Search code examples
pythonmachine-learninglibrosawaveform

Facing problem in resampling audio in librosa


I am trying to fine tune wav2vec2 model with my dataset. For this reason I loaded audios. Now want to downsample them to 16kHz. But librosa.reshape function is giving an error which I couldn't resolve. The error message is:

resample() takes 1 positional argument but 3 were given

Firstly, I tried to load it with librosa with sampling rate 16kHz. But as I have less experience in this field, and I'm facing problem in the later part of my project because of this. I found a code which supposed to resample the audio signal. I tried to use it, but faced the above mentioned problem.

This part works fine:

database={}
audios = []
psr = []
for path in df['audio']:
  speech_array,sr = torchaudio.load(path)
  audios.append(speech_array[0].numpy())
  psr.append(sr)
database['audio'] = audios
database['psr'] = psr

And I get an error for every index:

import librosa
import numpy as np

# Assuming 'database' is your DataFrame containing 'audio' and 'psr' columns

# List to store new sampling rates
new_sr = []

# Resample each audio signal and store the new sampling rate
for i in range(len(database['psr'])):
    try:
        audio_signal = np.asarray(database['audio'][i])  # Convert audio to numpy array
        original_sr = database['psr'][i]  # Original sampling rate

        # Check if the audio signal is mono (single-channel)
        if audio_signal.ndim == 1:
            # Resample mono audio signal
            resampled_audio = librosa.resample(audio_signal, original_sr, 16000)
        else:
            # Resample each channel separately for multi-channel audio
            resampled_channels = []
            for channel in audio_signal:
                resampled_channel = librosa.resample(channel, original_sr, 16000)
                resampled_channels.append(resampled_channel)
            resampled_audio = np.array(resampled_channels)
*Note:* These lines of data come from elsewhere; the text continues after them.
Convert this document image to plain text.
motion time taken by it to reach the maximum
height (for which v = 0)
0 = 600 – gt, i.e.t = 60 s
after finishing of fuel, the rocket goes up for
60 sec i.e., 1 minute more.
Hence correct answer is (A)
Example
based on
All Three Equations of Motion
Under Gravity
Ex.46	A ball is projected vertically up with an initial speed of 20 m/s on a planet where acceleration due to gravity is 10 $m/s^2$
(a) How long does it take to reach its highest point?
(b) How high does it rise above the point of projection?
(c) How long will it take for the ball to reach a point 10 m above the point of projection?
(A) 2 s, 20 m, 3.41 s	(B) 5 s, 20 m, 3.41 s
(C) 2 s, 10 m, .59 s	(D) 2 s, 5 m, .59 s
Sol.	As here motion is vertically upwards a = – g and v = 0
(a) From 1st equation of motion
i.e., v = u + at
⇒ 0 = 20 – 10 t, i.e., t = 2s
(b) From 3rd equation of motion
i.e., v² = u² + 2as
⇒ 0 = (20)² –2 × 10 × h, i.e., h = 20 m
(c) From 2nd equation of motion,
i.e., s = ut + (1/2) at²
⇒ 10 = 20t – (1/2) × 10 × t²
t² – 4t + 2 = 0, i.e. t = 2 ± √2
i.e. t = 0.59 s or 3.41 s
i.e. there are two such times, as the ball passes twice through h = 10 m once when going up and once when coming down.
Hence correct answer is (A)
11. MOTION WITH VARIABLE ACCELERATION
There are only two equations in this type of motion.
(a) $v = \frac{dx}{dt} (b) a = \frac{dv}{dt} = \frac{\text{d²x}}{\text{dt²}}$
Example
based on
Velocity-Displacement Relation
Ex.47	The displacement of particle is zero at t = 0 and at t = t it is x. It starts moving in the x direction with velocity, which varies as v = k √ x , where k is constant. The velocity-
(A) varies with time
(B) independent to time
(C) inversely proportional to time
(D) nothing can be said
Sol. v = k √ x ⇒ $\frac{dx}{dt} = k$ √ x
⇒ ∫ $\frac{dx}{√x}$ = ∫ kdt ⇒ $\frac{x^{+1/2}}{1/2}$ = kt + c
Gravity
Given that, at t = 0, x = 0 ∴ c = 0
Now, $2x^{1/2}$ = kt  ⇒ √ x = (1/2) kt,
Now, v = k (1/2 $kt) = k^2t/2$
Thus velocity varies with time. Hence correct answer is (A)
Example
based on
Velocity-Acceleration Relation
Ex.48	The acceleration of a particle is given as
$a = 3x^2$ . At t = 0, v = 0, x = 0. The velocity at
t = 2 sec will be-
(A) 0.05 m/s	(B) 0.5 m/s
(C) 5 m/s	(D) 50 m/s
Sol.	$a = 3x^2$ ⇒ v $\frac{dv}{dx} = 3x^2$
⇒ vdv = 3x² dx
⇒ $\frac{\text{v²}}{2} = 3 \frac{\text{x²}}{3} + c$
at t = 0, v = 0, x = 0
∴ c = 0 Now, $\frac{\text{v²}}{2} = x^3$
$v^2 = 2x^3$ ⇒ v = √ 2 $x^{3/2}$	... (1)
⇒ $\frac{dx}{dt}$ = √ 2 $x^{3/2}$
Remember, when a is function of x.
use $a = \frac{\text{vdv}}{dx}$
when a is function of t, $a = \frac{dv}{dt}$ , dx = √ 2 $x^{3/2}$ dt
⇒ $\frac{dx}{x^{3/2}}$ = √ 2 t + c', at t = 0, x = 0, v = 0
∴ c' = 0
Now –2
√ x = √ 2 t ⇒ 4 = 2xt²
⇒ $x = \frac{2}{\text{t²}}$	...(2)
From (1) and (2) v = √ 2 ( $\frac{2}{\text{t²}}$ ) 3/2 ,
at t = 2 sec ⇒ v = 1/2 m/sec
        # Store resampled audio back in DataFrame
        database['audio'][i] = resampled_audio

        # Store new sampling rate (16000 Hz)
        new_sr.append(16000)
    except Exception as e:
        print(f"Error processing audio at index {i}: {e}")

# Add new sampling rates to the DataFrame
database['newsr'] = new_sr

Solution

  • Here is the definition of reshape[src] :

    @cache(level=20)
    def resample(
        y: np.ndarray,
        *,  # forces you to pass all the following arguments only as named ones
        orig_sr: float,
        target_sr: float,
        res_type: str = "soxr_hq",
        fix: bool = True,
        scale: bool = False,
        axis: int = -1,
        **kwargs: Any,
    ) -> np.ndarray:
    

    Docs also provide an example of doing so:

    y, sr = librosa.load(librosa.ex('trumpet'), sr=22050)
    y_8k = librosa.resample(y, orig_sr=sr, target_sr=8000)
    

    So in your case resample calls should be:

    # Resample mono audio signal
    resampled_audio = librosa.resample(audio_signal, 
                                       orig_sr=original_sr,
                                       target_sr=16000)
    ...
    
    # Resample each channel separately for multi-channel audio
    resampled_channel = librosa.resample(channel, 
                                         orig_sr=original_sr, 
                                         target_sr=16000)